We had dinner in Pagosa Springs, not at the Resort, in town at the Alley House Grille. Jim was brave enough to order the elk tenderloin. I was worried that it would be gamey. It wasn’t. It was fantastic. I had lamb shank, which was very good. If I see elk on the menu again in my life, I will order it.
The next morning Jim went to the front desk and got us an extra hour before we had to checkout. because we had to wait to check in. (I think he was still worried that I’d inflict my bitch voice on the staff.) The normal check-out time is 10:00, which is really early if you want to get in the baths before checking out. So we had until 11:00. In the end I was glad to have had the hour the next day instead of pre-massage and Jim was spared my bitch voice.
There are 25 pools all sourced from the mother spring. The mother spring is way too hot to get in, but feeds all the pools at the resort. It is right outside the main resort building. You can see that Pagosa Springs is over 7,000 feet high. We were both sucking on Boost oxygen canisters before and after our baths.

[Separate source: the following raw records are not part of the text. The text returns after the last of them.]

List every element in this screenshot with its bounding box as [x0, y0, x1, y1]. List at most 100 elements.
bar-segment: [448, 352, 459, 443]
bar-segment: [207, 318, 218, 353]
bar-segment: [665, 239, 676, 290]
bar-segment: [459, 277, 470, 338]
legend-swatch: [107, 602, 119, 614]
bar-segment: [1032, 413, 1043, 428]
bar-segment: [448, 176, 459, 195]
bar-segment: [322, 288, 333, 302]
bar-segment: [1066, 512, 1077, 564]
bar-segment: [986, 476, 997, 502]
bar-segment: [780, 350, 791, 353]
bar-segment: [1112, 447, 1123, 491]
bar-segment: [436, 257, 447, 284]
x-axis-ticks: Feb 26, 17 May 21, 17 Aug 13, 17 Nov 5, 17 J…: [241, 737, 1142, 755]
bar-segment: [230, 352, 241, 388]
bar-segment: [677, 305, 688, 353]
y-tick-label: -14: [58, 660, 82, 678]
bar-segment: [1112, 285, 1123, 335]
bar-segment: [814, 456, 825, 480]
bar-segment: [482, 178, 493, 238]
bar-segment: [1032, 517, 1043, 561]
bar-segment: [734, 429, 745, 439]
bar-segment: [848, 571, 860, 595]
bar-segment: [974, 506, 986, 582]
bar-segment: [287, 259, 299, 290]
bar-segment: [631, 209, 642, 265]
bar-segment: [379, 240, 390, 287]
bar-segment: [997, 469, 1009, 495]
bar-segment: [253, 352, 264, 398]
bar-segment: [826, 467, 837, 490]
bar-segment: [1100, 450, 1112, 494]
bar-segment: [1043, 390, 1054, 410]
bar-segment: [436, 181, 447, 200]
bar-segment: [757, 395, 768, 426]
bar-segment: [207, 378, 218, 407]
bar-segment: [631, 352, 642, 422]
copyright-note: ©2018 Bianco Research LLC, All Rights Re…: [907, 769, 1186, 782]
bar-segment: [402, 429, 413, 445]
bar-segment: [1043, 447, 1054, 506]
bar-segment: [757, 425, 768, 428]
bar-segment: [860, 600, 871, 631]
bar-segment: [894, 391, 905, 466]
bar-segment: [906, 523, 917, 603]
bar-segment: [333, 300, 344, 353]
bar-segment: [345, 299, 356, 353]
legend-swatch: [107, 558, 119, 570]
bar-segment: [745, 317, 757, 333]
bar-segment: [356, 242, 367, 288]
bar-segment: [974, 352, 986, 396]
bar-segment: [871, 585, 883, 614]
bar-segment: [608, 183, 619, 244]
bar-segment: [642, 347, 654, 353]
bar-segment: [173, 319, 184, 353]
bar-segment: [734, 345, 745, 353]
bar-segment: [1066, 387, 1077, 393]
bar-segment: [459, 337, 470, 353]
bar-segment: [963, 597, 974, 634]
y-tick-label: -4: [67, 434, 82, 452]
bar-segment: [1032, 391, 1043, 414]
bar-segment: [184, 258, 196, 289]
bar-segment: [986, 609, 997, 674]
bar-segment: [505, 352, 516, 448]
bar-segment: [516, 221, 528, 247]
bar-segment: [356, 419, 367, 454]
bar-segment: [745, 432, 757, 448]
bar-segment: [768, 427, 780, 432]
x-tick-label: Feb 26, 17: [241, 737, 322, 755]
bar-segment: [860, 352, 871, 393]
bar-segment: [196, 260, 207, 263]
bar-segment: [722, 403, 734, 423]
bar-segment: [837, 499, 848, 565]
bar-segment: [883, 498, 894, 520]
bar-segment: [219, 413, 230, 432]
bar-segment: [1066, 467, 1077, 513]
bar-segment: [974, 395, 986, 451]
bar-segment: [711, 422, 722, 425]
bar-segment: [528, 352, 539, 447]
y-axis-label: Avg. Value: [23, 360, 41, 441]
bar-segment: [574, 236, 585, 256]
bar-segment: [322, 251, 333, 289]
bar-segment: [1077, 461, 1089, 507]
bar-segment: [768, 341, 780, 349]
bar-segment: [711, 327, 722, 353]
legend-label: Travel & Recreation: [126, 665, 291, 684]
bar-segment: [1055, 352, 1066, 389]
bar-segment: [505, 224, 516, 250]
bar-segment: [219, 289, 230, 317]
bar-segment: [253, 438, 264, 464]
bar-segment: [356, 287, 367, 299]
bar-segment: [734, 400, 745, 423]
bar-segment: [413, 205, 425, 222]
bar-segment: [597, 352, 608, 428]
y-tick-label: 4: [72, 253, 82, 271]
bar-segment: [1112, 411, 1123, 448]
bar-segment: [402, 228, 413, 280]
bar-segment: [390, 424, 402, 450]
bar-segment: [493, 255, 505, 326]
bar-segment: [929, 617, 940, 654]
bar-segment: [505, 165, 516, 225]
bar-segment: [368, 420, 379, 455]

We started out in a 100 degree pool, which was the most beautiful since there was a wall of stalactites created by the minerals, and the steam rising off it was absolutely magnificent. Then we moved to a pool that was 102 degrees and after a while to one that was 101. Yes, a degree or two does make a difference. The pool that is 106 degrees is called the Lobster Pot. We didn’t try that one.
The pools are along the San Juan river, and across the river is the main street of town, where there are other resorts and lots of restaurants. There were ducks in the river, which let us know that, even though the hot water was flowing into the river, it must not have raised the temperature too high.













It was absolutely delicious soaking in the pools. There were other people in the pools, but only one had a group that was taking up the entire pool. Most had one other couple in it, so it didn’t feel crowded at all. It was a little hard to leave, but we were fully soaked at the end of a little over an hour.
We had breakfast at the Rose, huevos rancheros for both of us, and I bought myself a souvenir from Goodman’s Department Store, over 100 years old. I couldn’t resist the donkey.
Then we headed back on the four-hour drive back to Albuquerque. Jim made us a nice dinner and we had an early night so Jim could go to work at an ungodly hour. He took me to the airport for my basically all-day trip home.